Temporary Labour

Understanding the Alternatives to Temporary Labour

The hiring and management of temporary labour can be an expensive business. However, there are alternative ways to bolster your workforce, explains Jon Milton, Business Development Director at Comensura.

Temporary Labour

Temporary labour comes in many forms, sometimes to cover permanent workers absent from work, or to fulfil short-term demand. In each case, the hiring manager’s default position will be to hire this resource from an agency. However, just because the need is temporary and use of an agency has always been a sensible approach in the past, doesn’t mean that it’s the way it always needs to be done.

In certain situations there can be more cost effective and flexible alternatives to temporary labour, to supplement the use of agency workers. Here we highlight various options for consideration.
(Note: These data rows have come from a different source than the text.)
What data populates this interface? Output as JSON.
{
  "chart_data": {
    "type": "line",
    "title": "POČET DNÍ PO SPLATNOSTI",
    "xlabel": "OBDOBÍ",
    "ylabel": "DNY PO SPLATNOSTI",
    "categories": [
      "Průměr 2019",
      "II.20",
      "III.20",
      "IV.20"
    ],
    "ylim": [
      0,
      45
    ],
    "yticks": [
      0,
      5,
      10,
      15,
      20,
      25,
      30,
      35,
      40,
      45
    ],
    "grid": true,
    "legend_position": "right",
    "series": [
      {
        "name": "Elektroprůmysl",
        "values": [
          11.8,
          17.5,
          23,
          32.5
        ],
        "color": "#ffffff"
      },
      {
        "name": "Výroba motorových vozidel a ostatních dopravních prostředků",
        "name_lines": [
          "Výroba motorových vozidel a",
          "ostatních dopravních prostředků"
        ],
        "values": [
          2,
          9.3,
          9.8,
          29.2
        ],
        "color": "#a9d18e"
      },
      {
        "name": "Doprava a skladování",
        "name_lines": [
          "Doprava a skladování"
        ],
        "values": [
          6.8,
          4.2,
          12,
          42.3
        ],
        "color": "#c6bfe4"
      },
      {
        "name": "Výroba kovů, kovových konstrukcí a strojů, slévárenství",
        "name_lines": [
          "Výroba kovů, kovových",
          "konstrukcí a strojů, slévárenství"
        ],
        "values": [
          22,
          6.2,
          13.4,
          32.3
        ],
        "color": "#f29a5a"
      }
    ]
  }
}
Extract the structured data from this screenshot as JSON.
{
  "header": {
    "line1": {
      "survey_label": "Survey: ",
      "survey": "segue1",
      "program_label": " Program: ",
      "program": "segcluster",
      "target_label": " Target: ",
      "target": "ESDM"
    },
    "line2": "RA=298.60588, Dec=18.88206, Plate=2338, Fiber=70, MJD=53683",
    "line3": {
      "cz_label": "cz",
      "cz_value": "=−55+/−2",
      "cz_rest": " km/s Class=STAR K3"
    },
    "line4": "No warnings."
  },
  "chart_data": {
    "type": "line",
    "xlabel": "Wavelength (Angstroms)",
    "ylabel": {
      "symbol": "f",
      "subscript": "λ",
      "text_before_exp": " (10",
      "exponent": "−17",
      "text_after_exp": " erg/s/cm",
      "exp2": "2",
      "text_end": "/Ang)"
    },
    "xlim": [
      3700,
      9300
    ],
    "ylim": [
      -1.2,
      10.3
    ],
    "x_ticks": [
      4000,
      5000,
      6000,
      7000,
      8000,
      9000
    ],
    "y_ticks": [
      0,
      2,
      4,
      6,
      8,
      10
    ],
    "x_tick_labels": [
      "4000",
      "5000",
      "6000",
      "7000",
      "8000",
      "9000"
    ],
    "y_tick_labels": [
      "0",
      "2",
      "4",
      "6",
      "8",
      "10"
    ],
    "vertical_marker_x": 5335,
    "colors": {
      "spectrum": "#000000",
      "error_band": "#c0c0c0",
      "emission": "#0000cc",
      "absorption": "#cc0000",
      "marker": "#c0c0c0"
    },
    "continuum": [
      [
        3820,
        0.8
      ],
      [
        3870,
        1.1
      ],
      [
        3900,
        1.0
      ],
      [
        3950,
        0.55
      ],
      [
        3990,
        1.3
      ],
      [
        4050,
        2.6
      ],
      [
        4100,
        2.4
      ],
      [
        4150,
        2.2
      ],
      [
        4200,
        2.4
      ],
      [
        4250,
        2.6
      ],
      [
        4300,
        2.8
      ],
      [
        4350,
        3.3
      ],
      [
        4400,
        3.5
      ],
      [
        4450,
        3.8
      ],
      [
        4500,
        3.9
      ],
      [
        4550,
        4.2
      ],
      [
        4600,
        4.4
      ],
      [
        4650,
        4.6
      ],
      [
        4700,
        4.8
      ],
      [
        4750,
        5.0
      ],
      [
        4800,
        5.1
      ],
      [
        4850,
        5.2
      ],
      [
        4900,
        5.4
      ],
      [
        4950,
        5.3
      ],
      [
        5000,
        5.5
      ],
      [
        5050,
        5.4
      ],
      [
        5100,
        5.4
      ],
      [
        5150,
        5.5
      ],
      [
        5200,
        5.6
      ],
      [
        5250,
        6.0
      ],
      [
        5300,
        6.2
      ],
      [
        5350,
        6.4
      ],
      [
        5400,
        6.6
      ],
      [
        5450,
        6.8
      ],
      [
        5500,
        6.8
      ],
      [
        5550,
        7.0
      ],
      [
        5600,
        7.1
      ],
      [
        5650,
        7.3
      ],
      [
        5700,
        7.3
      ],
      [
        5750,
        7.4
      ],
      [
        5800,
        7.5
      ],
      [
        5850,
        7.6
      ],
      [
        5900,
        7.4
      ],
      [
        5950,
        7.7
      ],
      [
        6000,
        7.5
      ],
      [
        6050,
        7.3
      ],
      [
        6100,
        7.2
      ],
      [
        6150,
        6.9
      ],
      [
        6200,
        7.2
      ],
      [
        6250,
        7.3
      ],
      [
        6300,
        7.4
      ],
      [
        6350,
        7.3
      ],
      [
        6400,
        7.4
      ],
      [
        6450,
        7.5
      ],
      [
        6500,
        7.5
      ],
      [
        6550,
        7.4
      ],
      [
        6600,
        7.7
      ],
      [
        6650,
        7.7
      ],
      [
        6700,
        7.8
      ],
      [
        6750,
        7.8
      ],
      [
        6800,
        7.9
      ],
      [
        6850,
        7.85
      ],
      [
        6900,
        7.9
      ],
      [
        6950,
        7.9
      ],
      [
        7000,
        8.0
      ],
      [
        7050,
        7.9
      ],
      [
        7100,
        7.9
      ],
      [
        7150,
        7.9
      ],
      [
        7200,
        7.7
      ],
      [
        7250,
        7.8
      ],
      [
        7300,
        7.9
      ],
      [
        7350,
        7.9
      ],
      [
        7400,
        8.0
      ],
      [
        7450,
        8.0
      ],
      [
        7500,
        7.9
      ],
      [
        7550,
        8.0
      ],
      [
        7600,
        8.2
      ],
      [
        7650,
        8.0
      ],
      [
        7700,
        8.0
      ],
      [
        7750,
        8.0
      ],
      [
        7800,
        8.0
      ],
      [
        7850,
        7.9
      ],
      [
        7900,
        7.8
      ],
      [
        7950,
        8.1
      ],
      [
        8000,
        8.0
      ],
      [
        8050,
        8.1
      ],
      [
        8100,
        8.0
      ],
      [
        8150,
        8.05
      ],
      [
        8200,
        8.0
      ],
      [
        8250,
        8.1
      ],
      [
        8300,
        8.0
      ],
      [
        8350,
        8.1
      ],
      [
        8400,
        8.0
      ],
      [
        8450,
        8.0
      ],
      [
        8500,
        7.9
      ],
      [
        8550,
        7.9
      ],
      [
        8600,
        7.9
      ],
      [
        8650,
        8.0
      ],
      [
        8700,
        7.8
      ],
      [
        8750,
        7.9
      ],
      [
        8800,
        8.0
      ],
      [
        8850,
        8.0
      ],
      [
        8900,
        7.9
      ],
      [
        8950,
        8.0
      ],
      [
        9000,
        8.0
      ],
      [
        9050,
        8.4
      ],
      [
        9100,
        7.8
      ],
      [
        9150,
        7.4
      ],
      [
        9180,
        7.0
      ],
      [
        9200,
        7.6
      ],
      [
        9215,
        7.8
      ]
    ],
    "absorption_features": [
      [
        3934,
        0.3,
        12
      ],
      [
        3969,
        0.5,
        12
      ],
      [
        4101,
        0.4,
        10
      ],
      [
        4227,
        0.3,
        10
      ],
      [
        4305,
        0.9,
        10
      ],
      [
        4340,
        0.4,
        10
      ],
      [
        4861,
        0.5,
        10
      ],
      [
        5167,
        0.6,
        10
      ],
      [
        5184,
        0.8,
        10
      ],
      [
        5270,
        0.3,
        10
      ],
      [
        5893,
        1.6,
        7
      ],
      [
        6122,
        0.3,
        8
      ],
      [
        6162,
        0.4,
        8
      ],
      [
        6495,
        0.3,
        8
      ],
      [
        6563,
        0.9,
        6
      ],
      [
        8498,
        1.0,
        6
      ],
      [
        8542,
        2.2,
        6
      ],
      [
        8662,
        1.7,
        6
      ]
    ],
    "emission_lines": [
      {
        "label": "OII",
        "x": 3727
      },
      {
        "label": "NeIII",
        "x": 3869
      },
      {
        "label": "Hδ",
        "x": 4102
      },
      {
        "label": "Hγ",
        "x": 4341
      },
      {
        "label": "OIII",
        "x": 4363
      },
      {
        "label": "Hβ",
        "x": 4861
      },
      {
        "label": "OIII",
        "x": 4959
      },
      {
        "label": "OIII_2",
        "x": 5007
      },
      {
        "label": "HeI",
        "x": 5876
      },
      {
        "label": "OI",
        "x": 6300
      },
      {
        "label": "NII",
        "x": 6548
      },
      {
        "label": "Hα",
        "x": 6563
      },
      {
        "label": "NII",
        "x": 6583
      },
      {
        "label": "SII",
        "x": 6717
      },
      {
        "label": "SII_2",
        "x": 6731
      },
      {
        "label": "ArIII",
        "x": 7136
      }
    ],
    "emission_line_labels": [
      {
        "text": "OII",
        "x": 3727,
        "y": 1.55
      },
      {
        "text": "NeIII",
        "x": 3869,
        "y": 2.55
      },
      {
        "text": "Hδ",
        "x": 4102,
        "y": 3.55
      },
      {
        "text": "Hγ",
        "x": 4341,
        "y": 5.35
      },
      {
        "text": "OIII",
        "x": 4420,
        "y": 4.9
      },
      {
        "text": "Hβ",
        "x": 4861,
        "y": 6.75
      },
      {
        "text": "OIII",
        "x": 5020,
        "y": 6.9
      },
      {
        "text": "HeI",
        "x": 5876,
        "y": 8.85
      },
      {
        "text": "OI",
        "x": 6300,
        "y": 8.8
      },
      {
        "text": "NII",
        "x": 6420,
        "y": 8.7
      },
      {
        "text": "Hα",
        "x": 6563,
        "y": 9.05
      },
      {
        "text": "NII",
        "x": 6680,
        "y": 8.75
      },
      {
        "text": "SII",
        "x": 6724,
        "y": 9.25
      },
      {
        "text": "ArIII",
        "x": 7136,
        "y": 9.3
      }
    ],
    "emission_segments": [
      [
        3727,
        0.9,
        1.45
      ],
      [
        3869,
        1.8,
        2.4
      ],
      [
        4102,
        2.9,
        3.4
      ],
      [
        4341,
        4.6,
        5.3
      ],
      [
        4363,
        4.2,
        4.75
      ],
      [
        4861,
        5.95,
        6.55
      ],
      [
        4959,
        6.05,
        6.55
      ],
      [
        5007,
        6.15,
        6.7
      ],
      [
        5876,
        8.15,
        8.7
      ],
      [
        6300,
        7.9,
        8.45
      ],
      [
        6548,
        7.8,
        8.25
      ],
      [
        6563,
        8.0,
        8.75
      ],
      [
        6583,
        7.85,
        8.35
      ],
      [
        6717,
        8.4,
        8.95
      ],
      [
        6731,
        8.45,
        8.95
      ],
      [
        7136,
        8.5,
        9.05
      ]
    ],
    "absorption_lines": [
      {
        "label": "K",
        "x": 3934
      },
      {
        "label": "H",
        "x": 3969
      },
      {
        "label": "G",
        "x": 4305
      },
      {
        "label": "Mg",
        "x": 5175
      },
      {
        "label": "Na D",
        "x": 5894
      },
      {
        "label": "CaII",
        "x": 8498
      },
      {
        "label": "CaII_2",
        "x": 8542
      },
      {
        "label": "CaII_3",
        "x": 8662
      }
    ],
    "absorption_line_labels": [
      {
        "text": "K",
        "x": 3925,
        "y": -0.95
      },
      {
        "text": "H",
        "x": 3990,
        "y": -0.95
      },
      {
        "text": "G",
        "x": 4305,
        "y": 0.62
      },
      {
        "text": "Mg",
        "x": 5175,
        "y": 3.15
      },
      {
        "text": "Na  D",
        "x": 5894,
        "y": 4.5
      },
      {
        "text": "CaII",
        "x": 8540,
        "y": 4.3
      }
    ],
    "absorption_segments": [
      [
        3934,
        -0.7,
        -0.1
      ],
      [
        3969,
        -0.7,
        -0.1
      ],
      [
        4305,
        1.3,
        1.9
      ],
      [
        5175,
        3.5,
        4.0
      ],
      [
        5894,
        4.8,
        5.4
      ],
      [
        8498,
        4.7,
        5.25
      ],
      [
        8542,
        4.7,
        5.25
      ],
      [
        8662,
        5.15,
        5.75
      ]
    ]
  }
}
Reassigning a permanent worker

There may be one or more existing permanent employees who can be reassigned, seconded or trained to provide short-term cover. If it’s an important role, some businesses have permanent workers trained to step up when the need arises and their role is then back-filled with a temporary worker.

Your business may also have a number of employees currently facing redeployment or redundancy that may be also seeking new opportunities. Alternatively, the demand from across your business may be stable and large enough to justify and sustain an increase in the number of permanent workers.

Fixed term contracts

The demand for temporary workers may be stable and consistent for a set period of time in the year. In this scenario, recruiting employees to the business on fixed-term contracts may be a viable alternative to temporary labour.

Direct workers

Your organisation may be able to create a database of people who are ready-to-work on a temporary basis when called upon. This approach can be referred to as the ‘staff bank’, ‘internal resourcing pool’ or ‘benched resource.’ It typically uses an internal agency approach and contracts workers to temporary or flexible roles.

This can work well in areas of your business where your need for temporary labour is low but with spikes in demand throughout the year. From a worker perspective it can be a beneficial way to retain the skills and experience of older, possibly retired workers, who want to continue working on a temporary, part-time or flexible basis.

Limited Company Contractors

Another alternative is to contract with workers who set themselves up as a limited company. This works best for highly skilled or project-led assignments where a defined scope of needs can be set and the worker measured and paid against milestones and deliverables, rather than salaried costs. It is important to note that in some sectors, such as IT, the best qualified and skilled workers may only work on a limited company basis.

Welfare to work

Your business may be able to work with Jobcentre Plus and welfare-to-work agencies to offer employment opportunities to long-term unemployed people. These agencies focus on getting candidates job-ready, typically by assessing the specific skills you require and then providing potential candidates with the relevant training and support. This approach can be a useful way to fill entry-level positions.

Apprenticeships

If your business has an apprenticeship programme you may be able to assign the apprentice to a relevant task.

Use of agencies remains a sure fire way of meeting significant temporary staffing demand but it doesn’t have to be your only strategy. These alternative approaches can help remove or reduce demand for pure temporary labour too. The key is to plan for your workforce requirements with an open-mind and evaluate the merits of how and when you use the non-permanent workforce.